"Where?" cried the officer in command of the deck.
"Right ahead, sir."
Ere another word could be said, there was a shock—a yell as if from the bosom of the sea, and with a mighty crash we were upon her!
I sprang upon the poop, and saw ahead, two tottering masts sink like phantoms under our lee bow, and in another instant, the wreck of a brig we had cleft in two, was swept past me, and sank astern. I saw a few miserable men, half naked, or just as they had sprung from bed, clinging to the tophamper, while the crushed and shattered hull went down into the trough of the midnight sea, and from its dark and horrid valley, their cries of death and despair rose mournfully to the lofty poop, from whence I surveyed them.
All this was but the vision of a moment, for the howling blast which hurried us on, swept the wreck, and the poor wretches who floated about it, alike out of sight and hearing.
"Lay the foreyard to the wind—officer of the watch! ''Sdeath where is the officer of the watch?" bellowed Captain Cranky, through his trumpet, as he rushed on deck; "pipe away the cutter—over with the life-buoys—up with more lanterns!"
The Adder was under such way, that some time elapsed before she could be put about; but as boats could not be lowered in such a sea, Cranky was obliged to content himself with firing guns, and burning blue lights, amid the haze and gusty wind of that gloomy and mournful night.
We hovered about the place for an hour: but all was silent, save the voice of the wind, which howled through the rigging, and tore the foamy crests off the billows as they rose above the line of the sea. Of that doomed ship, we saw and heard no more.

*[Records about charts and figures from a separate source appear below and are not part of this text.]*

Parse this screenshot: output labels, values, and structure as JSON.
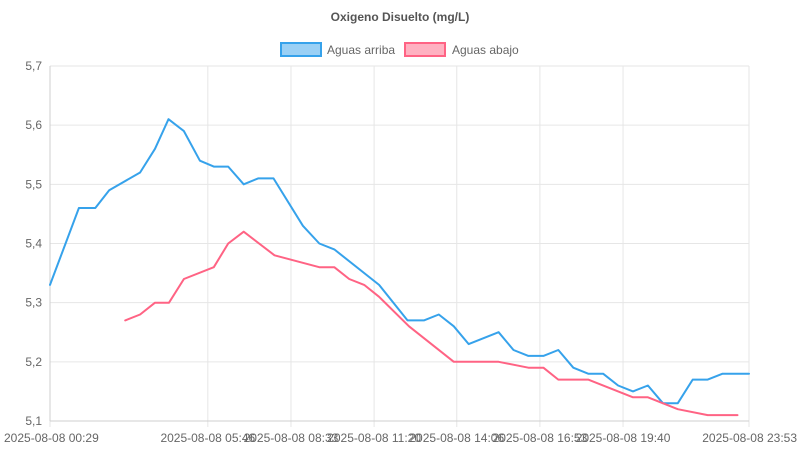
{
  "chart_data": {
    "type": "line",
    "title": "Oxigeno Disuelto (mg/L)",
    "legend_position": "top-center",
    "grid": true,
    "ylim": [
      5.1,
      5.7
    ],
    "y_ticks": [
      "5,1",
      "5,2",
      "5,3",
      "5,4",
      "5,5",
      "5,6",
      "5,7"
    ],
    "x_range": [
      "2025-08-08 00:29",
      "2025-08-08 23:53"
    ],
    "x_ticks": [
      "2025-08-08 00:29",
      "2025-08-08 05:46",
      "2025-08-08 08:33",
      "2025-08-08 11:20",
      "2025-08-08 14:06",
      "2025-08-08 16:53",
      "2025-08-08 19:40",
      "2025-08-08 23:53"
    ],
    "series": [
      {
        "name": "Aguas arriba",
        "color": "#36a2eb",
        "fill": "#9ad0f5",
        "points": [
          [
            "00:29",
            5.33
          ],
          [
            "01:27",
            5.46
          ],
          [
            "02:00",
            5.46
          ],
          [
            "02:28",
            5.49
          ],
          [
            "03:30",
            5.52
          ],
          [
            "04:00",
            5.56
          ],
          [
            "04:27",
            5.61
          ],
          [
            "04:58",
            5.59
          ],
          [
            "05:30",
            5.54
          ],
          [
            "05:58",
            5.53
          ],
          [
            "06:27",
            5.53
          ],
          [
            "06:58",
            5.5
          ],
          [
            "07:27",
            5.51
          ],
          [
            "07:58",
            5.51
          ],
          [
            "08:57",
            5.43
          ],
          [
            "09:30",
            5.4
          ],
          [
            "10:00",
            5.39
          ],
          [
            "11:30",
            5.33
          ],
          [
            "12:27",
            5.27
          ],
          [
            "13:00",
            5.27
          ],
          [
            "13:30",
            5.28
          ],
          [
            "14:00",
            5.26
          ],
          [
            "14:30",
            5.23
          ],
          [
            "15:30",
            5.25
          ],
          [
            "16:00",
            5.22
          ],
          [
            "16:30",
            5.21
          ],
          [
            "17:00",
            5.21
          ],
          [
            "17:30",
            5.22
          ],
          [
            "18:00",
            5.19
          ],
          [
            "18:30",
            5.18
          ],
          [
            "19:00",
            5.18
          ],
          [
            "19:30",
            5.16
          ],
          [
            "20:00",
            5.15
          ],
          [
            "20:30",
            5.16
          ],
          [
            "21:00",
            5.13
          ],
          [
            "21:30",
            5.13
          ],
          [
            "22:00",
            5.17
          ],
          [
            "22:30",
            5.17
          ],
          [
            "23:00",
            5.18
          ],
          [
            "23:53",
            5.18
          ]
        ]
      },
      {
        "name": "Aguas abajo",
        "color": "#ff6384",
        "fill": "#ffb1c1",
        "points": [
          [
            "03:00",
            5.27
          ],
          [
            "03:30",
            5.28
          ],
          [
            "04:00",
            5.3
          ],
          [
            "04:28",
            5.3
          ],
          [
            "04:58",
            5.34
          ],
          [
            "05:58",
            5.36
          ],
          [
            "06:27",
            5.4
          ],
          [
            "06:58",
            5.42
          ],
          [
            "08:00",
            5.38
          ],
          [
            "09:30",
            5.36
          ],
          [
            "10:00",
            5.36
          ],
          [
            "10:30",
            5.34
          ],
          [
            "11:00",
            5.33
          ],
          [
            "11:30",
            5.31
          ],
          [
            "12:30",
            5.26
          ],
          [
            "14:00",
            5.2
          ],
          [
            "15:30",
            5.2
          ],
          [
            "16:30",
            5.19
          ],
          [
            "17:00",
            5.19
          ],
          [
            "17:30",
            5.17
          ],
          [
            "18:30",
            5.17
          ],
          [
            "20:00",
            5.14
          ],
          [
            "20:30",
            5.14
          ],
          [
            "21:30",
            5.12
          ],
          [
            "22:30",
            5.11
          ],
          [
            "23:30",
            5.11
          ]
        ]
      }
    ]
  }
}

The next day dawned clear and beautiful; but the sea was swept by glasses in vain for a trace of the wreck. Indeed we were then far from the scene of the catastrophe, which was the source of much ill-feeling between Captain Cranky, and the Earl of Kildonan, the former asserting that "but for the blundering stupidity of some of his blubberly Scotsmen, who formed part of the forecastle watch, and failed to keep a proper look-out, the collision would never have occurred."
The Earl, who was proud, fiery, and high-spirited, resented the overbearing manner, the coarseness and tyranny of Captain Cranky; thus bitter words ensued between them—so bitter that we were certain a duel would follow as soon as we came in sight of land anywhere.